The main end point of this trial was to assess the early surgical toxicity and complication rate of this new regimen. It is possible to state that the rate of surgical complication seems acceptable, with no postoperative deaths and 10% of patients requiring reoperation for either anastomotic fistulae (8%) or pelvic abscess. In one patient, we observed a supra-anastomotic necrotic area that may not be directly related to chemoradiotherapy but might be due to a failure of the surgical procedure itself.

In the Dutch TME trial in the radiotherapy group, the rate of perineal complication after abdomino-perineal resection was 26%, and the rate of anastomotic leakage after anterior resection was 12%.³ In most series of patients with rectal cancer treated with preoperative radiotherapy and anterior resection, the rate of anastomotic fistula varies between 6% and 16%.^15–18

As in our prior phase I trial, the acute toxicity of this regimen was good in all the patients except one who experienced severe toxicities after the first chemotherapy cycle. Complete clinical recovery was observed after 10 days and irradiation was completed, but the patient did not receive the second chemotherapy cycle. In this patient, we performed a dihydropyrimidine dehydrogenase (a key enzyme in the catabolism of FU) assay, but the result showed no significant abnormality. The most frequent side effect was grade 1 oxaliplatin-related dysesthesiae. The radiation dose increase to 50 Gy did not seem to modify either the early surgical toxicity or the immediate acute toxicity of this regimen. It must be emphasized that the treated volume was limited to the posterior pelvis only and remained less than 2 L. In no patients were the external iliac nodes, which are seldom involved in these cancers, included in the clinical target volume. It is well recognized that small irradiated volume is a key point for good tolerance of pelvic irradiation.^19–23

Before surgery, an objective tumor response was noticed by the radiation oncologist or the surgeon in a large majority of patients. No tumor progression was observed. Sphincter-saving surgery was performed in 65% of patients, which is a rather high rate for tumor of the low or middle rectum accessible to digital rectal examination. It is possible that some of these conservative surgeries were related to the downsizing of the tumor.^24–27 The rate of anterior resection in the Dutch TME trial, with immediate surgery after radiotherapy, was identical in both arms (65%, with 30% of tumors located > 10 cm from the anal verge in the upper rectum).

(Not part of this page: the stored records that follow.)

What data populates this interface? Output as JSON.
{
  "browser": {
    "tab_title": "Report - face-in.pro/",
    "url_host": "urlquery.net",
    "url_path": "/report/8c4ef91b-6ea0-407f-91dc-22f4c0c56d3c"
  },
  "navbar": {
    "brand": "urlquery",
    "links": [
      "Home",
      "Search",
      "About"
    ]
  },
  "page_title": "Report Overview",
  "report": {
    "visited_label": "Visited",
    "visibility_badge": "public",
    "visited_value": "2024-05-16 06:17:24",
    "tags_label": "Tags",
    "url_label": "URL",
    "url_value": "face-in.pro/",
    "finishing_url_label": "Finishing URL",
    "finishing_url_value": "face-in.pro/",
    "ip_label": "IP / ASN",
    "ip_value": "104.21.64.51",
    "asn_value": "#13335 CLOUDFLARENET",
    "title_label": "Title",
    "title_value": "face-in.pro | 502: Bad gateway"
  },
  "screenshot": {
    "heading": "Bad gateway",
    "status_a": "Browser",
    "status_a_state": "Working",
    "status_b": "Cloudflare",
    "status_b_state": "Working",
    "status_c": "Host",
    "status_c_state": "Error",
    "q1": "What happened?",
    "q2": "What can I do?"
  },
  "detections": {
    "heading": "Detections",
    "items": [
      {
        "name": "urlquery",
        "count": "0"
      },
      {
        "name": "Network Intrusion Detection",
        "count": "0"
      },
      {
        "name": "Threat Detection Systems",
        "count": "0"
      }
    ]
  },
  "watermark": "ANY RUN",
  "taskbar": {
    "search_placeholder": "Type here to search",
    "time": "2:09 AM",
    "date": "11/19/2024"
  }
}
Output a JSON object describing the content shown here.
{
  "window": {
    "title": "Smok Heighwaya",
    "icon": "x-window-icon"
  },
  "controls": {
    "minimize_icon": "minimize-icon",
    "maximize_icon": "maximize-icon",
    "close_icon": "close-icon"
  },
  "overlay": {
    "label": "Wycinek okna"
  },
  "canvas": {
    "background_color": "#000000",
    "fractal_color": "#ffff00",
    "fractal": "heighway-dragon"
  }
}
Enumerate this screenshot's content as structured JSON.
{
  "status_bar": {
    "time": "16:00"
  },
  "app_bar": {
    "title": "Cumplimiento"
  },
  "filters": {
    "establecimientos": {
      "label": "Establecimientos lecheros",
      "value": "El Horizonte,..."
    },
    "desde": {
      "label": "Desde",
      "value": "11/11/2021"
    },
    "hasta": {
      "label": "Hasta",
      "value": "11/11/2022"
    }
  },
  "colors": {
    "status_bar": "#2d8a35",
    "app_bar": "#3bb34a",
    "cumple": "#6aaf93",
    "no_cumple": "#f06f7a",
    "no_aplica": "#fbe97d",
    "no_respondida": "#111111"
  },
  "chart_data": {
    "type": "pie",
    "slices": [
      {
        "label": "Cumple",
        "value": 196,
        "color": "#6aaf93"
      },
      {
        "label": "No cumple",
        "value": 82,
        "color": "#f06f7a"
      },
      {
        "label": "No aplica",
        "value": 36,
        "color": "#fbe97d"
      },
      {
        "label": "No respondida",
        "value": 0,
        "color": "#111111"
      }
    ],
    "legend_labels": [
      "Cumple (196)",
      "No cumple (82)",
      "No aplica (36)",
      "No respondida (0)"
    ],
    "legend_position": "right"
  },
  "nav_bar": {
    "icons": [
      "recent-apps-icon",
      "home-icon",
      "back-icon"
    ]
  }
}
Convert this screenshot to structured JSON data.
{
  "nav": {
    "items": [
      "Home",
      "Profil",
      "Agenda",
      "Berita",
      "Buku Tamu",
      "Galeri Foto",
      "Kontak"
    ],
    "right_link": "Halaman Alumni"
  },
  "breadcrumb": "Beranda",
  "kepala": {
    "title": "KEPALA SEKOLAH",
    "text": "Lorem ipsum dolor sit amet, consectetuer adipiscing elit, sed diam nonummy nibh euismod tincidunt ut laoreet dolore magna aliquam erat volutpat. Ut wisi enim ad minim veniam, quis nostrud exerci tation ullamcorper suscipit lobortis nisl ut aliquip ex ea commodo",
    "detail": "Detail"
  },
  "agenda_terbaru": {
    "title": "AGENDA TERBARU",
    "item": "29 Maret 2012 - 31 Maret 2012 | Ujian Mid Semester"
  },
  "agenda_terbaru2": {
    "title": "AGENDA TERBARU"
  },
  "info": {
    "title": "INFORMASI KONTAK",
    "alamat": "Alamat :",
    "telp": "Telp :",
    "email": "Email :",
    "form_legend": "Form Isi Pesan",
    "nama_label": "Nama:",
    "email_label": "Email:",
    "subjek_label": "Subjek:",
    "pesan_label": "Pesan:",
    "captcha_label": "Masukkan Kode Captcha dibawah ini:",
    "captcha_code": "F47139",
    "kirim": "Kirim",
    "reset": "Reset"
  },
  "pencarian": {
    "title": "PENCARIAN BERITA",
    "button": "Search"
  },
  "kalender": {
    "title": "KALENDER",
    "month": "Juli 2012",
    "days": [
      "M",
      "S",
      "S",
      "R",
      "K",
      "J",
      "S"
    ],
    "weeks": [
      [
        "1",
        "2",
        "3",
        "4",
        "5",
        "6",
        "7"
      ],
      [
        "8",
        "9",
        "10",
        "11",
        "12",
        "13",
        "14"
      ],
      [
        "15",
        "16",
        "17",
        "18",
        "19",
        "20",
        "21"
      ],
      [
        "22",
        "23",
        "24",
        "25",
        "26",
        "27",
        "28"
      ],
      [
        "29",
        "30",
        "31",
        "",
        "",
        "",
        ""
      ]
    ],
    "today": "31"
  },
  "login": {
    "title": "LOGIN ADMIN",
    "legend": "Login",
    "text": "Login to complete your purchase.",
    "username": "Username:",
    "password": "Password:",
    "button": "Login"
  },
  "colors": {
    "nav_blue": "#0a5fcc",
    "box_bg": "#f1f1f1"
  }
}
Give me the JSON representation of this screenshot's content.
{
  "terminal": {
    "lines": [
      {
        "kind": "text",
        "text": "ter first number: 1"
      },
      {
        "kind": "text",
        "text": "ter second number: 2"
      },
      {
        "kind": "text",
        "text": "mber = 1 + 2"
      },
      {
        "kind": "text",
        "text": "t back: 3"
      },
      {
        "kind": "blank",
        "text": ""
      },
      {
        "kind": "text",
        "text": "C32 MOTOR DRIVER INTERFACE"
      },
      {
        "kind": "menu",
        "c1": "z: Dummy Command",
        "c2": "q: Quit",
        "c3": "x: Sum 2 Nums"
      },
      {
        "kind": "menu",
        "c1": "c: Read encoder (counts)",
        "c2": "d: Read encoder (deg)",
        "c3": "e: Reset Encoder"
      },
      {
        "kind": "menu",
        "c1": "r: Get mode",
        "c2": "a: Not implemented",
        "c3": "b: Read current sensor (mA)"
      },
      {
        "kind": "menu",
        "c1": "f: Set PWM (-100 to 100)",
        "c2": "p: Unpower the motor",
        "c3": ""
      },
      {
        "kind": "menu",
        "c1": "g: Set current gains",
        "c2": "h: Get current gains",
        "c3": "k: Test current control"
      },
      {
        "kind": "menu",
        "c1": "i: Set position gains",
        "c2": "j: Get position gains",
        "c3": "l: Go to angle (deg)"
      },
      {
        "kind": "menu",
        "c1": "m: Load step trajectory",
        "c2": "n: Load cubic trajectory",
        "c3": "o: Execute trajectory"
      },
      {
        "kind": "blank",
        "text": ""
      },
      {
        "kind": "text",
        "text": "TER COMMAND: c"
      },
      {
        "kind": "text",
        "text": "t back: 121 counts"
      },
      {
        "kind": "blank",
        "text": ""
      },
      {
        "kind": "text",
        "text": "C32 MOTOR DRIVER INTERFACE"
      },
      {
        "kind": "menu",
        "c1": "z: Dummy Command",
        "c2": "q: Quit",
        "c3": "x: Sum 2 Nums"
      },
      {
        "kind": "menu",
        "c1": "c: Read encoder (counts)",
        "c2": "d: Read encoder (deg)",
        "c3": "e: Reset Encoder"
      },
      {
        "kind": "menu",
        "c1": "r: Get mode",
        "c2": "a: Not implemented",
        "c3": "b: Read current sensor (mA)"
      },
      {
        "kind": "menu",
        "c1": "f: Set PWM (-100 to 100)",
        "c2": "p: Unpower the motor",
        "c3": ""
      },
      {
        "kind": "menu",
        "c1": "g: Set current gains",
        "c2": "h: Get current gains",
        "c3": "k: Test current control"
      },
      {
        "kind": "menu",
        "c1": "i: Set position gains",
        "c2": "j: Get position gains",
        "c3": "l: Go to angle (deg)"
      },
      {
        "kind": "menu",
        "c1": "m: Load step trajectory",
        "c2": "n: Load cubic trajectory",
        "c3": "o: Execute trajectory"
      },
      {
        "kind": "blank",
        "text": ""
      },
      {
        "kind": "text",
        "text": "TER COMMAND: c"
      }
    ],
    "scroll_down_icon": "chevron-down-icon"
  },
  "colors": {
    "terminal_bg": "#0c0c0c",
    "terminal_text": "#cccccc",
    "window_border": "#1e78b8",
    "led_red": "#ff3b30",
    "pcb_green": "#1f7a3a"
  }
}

The response rate, or downsizing or downstaging as it can be analyzed on the operative specimen, is a good end point to evaluate the efficacy of a preoperative radiotherapy or chemoradiotherapy approach.¹³ This end point heavily depends on the pathologic technique used to analyze the operative specimen. Ideally, a Quirke procedure^4,5 with transaxial sections of the operative specimen and serial section of the various slices is required. In our study, different departments performed the pathologic examination and the procedure was not standardized. A careful analysis of the specimen was performed for all patients, and the distal and lateral circumferential margins were examined in all cases to assess the R0 or R1 states of the surgical specimen. The rate of pathologic complete response also closely depends on the number of sections performed and the quality of search for residual cancer cells. The definition of viable cells can also be a source of discrepancy. In the German Chirurgie Assoziation Onkologie/Assoziation Ratiotherapy Onkologie phase III trial with preoperative chemoradiotherapy,²⁷ the rate of pathologic complete response was only 9%. This lower-than-expected response rate may be due to a strict and careful search for residual viable cancer cells.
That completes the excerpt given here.